St. Louis can use city tax dollars to build a new NFL stadium for the Rams without a public vote on the matter, Circuit Court Judge Thomas Frawley ruled on Monday. Critics say the decision calls into question the city’s spending priorities one year after the killing of an unarmed black teenager ignited long-simmering racial tensions and exposed extreme poverty, corruption, and racial bias throughout the county.
A 2002 ordinance requires a city vote before spending public money on a new sports facility. Frawley declared the ordinance invalid, saying portions were “too vague to be enforced.”
The most recent financing plan puts the final price tag for the new stadium at $998 million, with $201 million of that coming from state and city bonds and $187 million in tax credits and other state or city incentives. The rest would come from the NFL’s loan program, the team owner, and personal seat licenses.
Antonio French, a city alderman representing the 21st Ward, denounced the decision and the fact that city and state leaders would choose to prioritize stadium development over several other glaring problems in need of investment.
“When you look at the city of St. Louis and our needs, especially post-Ferguson and the world seeing the issues here in the St. Louis region, for anyone to suggest that the billion dollar investment we need to make is in a football stadium is crazy,” French told ThinkProgress.
For anyone to suggest that the billion dollar investment we need to make is in a football stadium is crazy.
This week marks one year since Michael Brown was shot and killed by a police officer while walking down the street in the St. Louis suburb of Ferguson. The incident sparked protests and a scathing Department of Justice investigation, all of which exposed many of the disparities in Ferguson and the surrounding municipalities that had escaped the national spotlight.
“Those of us who represent neighborhoods who have been struggling for many years, we know that people here have long felt abandoned and the issues that really mean life or death to them aren’t given the same attention by city leaders and state government,” French said, listing among those issues the fact that the region has some of the highest homicide rates in the nation and an education system in desperate need of funding.
But the everyday challenges those residents face have taken a back seat to “well-connected millionaires who get task forces assigned by the governor to fix their problems,” French said. Nixon created the stadium task force last year in an attempt to keep the Rams in St. Louis. The Ram’s owner, Stan Kroenke, has threatened to move the team back to Los Angeles if a new stadium isn’t constructed. His plan to build a nearly $2 billion stadium in Inglewood, California was hurriedly approved by the city council in February without a public vote. The Raiders and Chargers have also employed the threat of relocating to L.A., making it an effective bargaining chip for the NFL to push cities like St. Louis to offer up taxpayer dollars for new stadiums.

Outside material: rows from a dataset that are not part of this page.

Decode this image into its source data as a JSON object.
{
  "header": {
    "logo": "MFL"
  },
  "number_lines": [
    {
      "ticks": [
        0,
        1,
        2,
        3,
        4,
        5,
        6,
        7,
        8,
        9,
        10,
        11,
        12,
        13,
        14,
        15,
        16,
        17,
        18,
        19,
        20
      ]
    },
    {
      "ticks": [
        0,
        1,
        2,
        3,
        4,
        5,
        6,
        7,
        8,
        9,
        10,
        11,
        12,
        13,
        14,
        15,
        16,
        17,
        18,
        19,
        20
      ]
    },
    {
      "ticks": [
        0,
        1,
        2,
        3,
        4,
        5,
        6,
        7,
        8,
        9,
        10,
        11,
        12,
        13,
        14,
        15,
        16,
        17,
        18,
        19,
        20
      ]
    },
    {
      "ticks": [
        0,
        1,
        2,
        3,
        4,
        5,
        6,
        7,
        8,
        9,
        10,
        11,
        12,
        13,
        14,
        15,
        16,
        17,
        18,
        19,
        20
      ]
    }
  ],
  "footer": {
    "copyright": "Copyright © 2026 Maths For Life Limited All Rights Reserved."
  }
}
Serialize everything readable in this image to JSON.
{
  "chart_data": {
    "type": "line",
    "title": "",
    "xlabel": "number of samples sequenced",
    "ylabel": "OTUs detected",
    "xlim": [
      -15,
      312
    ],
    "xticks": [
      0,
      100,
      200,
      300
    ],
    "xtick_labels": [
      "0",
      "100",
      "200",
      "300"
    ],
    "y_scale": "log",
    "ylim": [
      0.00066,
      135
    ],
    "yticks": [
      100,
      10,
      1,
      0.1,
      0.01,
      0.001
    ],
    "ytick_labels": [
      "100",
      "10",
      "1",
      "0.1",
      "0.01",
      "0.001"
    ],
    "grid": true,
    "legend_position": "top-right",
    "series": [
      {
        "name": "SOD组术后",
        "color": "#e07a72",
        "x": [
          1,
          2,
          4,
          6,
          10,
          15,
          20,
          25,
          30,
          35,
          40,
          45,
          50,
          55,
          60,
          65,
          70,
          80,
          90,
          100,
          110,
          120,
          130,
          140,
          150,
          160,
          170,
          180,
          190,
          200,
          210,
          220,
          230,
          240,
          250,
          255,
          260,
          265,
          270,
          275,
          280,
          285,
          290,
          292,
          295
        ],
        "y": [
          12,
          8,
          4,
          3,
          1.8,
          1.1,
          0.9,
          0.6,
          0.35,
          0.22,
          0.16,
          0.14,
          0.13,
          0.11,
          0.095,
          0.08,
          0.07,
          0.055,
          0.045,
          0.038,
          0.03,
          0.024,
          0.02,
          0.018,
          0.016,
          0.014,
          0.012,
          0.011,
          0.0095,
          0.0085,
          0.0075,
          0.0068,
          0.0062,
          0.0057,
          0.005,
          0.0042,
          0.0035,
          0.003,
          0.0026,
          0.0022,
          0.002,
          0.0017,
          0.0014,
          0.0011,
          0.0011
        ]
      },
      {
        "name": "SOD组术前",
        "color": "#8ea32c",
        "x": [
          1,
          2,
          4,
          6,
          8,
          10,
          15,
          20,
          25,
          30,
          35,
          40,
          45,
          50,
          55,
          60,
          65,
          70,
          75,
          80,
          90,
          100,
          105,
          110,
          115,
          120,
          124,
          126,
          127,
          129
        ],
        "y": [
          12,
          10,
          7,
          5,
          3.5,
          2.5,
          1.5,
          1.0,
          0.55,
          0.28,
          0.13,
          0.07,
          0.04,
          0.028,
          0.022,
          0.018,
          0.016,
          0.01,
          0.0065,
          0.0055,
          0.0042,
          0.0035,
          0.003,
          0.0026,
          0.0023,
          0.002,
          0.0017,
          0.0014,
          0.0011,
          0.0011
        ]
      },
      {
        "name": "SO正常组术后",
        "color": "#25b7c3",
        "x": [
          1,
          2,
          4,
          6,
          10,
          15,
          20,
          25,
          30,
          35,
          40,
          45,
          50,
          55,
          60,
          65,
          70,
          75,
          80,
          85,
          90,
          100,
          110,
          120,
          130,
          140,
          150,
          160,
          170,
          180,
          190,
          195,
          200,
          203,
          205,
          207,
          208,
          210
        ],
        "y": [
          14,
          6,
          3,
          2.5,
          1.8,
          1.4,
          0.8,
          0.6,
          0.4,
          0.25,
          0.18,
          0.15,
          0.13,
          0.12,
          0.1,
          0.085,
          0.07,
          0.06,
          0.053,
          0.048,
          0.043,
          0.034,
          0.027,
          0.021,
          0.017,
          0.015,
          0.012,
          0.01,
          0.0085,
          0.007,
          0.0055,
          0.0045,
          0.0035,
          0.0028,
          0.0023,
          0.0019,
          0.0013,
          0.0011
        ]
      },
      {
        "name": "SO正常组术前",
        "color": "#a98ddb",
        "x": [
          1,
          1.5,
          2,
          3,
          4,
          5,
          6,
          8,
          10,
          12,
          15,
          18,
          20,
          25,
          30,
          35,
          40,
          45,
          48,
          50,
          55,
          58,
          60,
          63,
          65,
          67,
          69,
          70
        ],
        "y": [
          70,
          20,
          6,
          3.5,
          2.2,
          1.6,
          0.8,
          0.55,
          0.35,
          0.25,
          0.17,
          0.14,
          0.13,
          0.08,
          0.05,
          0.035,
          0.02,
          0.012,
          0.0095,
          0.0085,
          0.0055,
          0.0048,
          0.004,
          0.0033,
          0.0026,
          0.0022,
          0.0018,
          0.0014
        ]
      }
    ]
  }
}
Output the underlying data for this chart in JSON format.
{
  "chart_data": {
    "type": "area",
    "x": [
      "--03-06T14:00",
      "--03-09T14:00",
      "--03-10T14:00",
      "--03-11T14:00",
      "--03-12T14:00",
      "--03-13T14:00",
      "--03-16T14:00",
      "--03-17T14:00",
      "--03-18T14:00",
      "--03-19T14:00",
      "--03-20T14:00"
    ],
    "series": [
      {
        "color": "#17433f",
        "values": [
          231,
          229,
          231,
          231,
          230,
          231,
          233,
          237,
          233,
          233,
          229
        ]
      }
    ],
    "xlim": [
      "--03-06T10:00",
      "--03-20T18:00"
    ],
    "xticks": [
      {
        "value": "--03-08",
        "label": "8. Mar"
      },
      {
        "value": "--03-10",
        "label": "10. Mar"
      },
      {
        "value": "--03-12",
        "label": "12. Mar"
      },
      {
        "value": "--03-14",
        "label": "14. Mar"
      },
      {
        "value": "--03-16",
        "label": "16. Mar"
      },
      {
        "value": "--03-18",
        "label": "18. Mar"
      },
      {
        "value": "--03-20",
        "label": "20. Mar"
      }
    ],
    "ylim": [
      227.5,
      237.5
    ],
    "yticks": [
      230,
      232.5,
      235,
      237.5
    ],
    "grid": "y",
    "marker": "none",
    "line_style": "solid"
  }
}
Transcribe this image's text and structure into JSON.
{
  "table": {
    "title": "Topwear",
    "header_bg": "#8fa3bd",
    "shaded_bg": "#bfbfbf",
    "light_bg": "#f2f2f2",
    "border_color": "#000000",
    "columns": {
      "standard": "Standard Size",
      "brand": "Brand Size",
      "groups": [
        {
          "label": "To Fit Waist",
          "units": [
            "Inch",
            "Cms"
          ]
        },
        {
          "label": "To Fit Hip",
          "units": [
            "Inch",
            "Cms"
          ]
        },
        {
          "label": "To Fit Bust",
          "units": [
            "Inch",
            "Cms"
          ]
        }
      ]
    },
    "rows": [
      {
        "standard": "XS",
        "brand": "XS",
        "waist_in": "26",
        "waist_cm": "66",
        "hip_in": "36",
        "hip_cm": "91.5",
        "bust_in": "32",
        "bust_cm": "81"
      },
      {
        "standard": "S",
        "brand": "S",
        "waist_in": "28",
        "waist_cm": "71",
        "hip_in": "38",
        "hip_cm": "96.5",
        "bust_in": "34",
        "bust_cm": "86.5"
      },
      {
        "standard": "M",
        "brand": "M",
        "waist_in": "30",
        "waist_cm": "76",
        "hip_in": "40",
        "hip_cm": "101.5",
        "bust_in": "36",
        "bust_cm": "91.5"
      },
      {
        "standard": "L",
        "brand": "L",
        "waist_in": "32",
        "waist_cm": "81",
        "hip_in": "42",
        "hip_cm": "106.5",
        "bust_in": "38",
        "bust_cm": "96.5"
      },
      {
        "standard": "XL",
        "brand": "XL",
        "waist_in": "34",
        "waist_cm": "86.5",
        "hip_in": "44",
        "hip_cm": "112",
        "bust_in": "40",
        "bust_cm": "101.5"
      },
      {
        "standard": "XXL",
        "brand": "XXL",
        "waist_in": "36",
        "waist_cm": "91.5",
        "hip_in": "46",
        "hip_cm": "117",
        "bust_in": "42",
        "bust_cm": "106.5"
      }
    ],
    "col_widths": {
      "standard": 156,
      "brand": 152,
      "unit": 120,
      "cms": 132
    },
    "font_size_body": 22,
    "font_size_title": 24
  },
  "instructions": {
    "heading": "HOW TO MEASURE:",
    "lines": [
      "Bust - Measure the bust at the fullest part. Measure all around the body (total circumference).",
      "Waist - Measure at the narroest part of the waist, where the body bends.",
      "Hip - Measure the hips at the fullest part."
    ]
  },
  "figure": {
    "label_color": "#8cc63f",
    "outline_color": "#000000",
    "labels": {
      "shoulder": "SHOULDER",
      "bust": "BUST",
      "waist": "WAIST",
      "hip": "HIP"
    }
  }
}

Missouri Gov. Jay Nixon (D) said in an emailed statement that Monday’s ruling “clears the way for the stadium task force to continue making solid progress under the aggressive timeframes set by the NFL” and Bob Peacock, co-leader of the stadium task force and former Anheuser-Busch president, called on residents “to rally on behalf of something that will make a difference in our economy, national profile and quality of life for generations to come.”
Other officials weren’t as enthusiastic about Frawley’s decision. St. Louis Mayor Francis Slay supports stadium development but has defended the public’s right to vote on the process. His chief of staff called Monday’s ruling “very disappointing.”
French said he and his colleagues would be assessing their options in the coming days and other opponents indicated they would keep fighting the prospect of taxpayer dollars being allocated for the stadium without a public vote. John Ammann, a St. Louis University law professor, filed a motion to allow three city residents to intervene in the case, which Frawley also denied on Monday. Ammann said his clients would appeal the decision and called on the mayor, in keeping with his promise to defend the city ordinance requiring a public vote, to do the same.
“We’re coming up on the one-year anniversary of Michael Brown’s death, and the Normandy School District is still unaccredited,” Ammann told St. Louis Public Radio. “But what the leaders of the stadium authority and the city are talking about is a new stadium. You can decide any priorities you want, but let’s at least have a public discussion about what the priorities of the community are.”